Entah berapa banyak korupsi anggaran pendidikan di negeri ini. Entah berapa banyak kasus kecurangan tatkala ujian kelulusan dilaksanakan. Entah berapa banyak nasib guru dan dosen yang dikebiri dengan kebijakan anggaran dan sentralisme birokrasi. Maka, tak heran pendidikan dianggap sebagai ladang mencari jabatan, memperkaya diri, penjinakan tersistematis, dan manipulasi politik segelintir elit yang mungkin tak peduli dengan masa depan generasi bangsanya.

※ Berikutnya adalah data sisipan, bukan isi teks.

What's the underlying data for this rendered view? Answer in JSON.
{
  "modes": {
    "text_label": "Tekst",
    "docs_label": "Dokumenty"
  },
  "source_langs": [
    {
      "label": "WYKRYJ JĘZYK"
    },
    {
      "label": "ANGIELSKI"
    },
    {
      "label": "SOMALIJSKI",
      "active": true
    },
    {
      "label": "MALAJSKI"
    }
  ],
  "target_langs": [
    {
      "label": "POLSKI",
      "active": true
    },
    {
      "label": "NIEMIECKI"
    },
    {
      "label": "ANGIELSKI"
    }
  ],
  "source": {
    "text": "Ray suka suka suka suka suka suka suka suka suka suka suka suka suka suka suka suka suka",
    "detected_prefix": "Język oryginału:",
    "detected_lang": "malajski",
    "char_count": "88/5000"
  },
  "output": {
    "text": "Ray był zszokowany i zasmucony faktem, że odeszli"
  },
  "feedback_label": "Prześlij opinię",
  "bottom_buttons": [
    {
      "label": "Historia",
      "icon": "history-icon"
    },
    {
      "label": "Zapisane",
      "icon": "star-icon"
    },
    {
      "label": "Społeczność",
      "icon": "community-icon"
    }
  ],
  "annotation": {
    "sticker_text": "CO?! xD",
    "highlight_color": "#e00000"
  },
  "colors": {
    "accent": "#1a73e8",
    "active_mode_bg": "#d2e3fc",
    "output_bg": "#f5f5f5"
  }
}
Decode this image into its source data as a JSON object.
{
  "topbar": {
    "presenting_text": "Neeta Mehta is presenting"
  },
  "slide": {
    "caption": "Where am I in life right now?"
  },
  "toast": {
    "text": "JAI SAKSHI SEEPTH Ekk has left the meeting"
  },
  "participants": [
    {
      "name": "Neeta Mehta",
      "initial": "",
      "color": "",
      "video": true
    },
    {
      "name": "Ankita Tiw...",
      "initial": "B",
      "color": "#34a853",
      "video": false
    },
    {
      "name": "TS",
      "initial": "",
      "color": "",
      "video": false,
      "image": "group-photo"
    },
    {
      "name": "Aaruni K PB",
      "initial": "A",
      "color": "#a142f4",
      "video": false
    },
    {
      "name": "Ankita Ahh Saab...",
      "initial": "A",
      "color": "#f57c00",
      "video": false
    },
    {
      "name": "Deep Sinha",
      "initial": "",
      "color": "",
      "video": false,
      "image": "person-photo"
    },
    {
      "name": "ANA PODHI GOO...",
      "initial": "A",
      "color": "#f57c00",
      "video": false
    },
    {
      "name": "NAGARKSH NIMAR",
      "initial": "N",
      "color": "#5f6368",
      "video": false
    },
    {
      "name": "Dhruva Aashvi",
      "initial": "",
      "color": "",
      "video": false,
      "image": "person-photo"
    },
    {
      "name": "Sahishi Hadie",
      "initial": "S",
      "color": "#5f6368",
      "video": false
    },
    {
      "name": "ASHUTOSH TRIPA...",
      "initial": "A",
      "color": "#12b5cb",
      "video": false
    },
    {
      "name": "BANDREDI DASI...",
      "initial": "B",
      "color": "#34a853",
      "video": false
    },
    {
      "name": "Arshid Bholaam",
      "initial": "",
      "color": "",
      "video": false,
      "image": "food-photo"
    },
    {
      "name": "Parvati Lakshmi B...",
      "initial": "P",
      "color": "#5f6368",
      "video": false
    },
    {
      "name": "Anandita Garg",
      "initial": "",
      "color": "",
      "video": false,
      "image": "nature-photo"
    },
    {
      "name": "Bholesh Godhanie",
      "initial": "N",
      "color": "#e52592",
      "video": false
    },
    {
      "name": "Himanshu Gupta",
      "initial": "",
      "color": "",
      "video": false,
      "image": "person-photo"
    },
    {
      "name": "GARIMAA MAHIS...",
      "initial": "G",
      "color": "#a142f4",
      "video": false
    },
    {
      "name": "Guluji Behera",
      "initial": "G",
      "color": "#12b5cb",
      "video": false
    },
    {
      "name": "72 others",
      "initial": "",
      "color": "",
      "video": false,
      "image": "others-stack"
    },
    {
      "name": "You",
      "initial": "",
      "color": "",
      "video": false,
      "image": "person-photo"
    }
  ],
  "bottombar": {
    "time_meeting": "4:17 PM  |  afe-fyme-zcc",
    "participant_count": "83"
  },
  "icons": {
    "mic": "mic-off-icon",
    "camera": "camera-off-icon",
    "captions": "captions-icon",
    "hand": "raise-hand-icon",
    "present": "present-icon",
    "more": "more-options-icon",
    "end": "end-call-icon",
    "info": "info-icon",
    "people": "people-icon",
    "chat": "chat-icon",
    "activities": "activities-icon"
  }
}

Ardhie Raditya dosen pendidikan kritis dan kajian budaya di departemen Sosiologi Universitas Negeri Surabaya


(mmu/mmu)

Sumber :  
https://news.detik.com/kolom/d-3467781/bunuh-diri-keterasingan-dan-pembusukan-dunia-pendidikan


TUGAS KULIAH : 
MENCARI ARTIKEL BERITA DAN KEMUDIAN, MENGANALISA MASALAH KETERASINGAN DALAM KALANGAN MASYARAKAT UMUM. 


Masalah keterasingan kadang timbul dari perbedaan antara satu manusia dengan manusia yang lain. Entah perbedaan dalam hal suku, ras, agama, warna kulit, dll. Beberapa diantara mereka melakukan bullying terhadap orang berbeda dengan golongan tertentu.

Bahkan, dalam beberapa kasus, korban bullying mengalami depresi atau bahkan sampai bunuh diri. Keterasingan memang menjadi salah satu momok yang paling ditakuti dalam beberapa kalangan tertentu. Di beberapa negara, banyak yang mengalami keterasingan karena memiliki masalah dalam hal ekonomi, dan masih berlaku hingga sekarang.

Kesetaraan umat manusia adalah hal terpenting dalam hidup bersosialisai. Tidak memandang rendah orang lain, tidak menghina orang lain, dan tidak mendiskriminasi orang lain. Melainkan saling menghargai pendapat, menjunjung tinggi rasa persaudaraan, dan hidup rukun dengan berbagai lingkungan.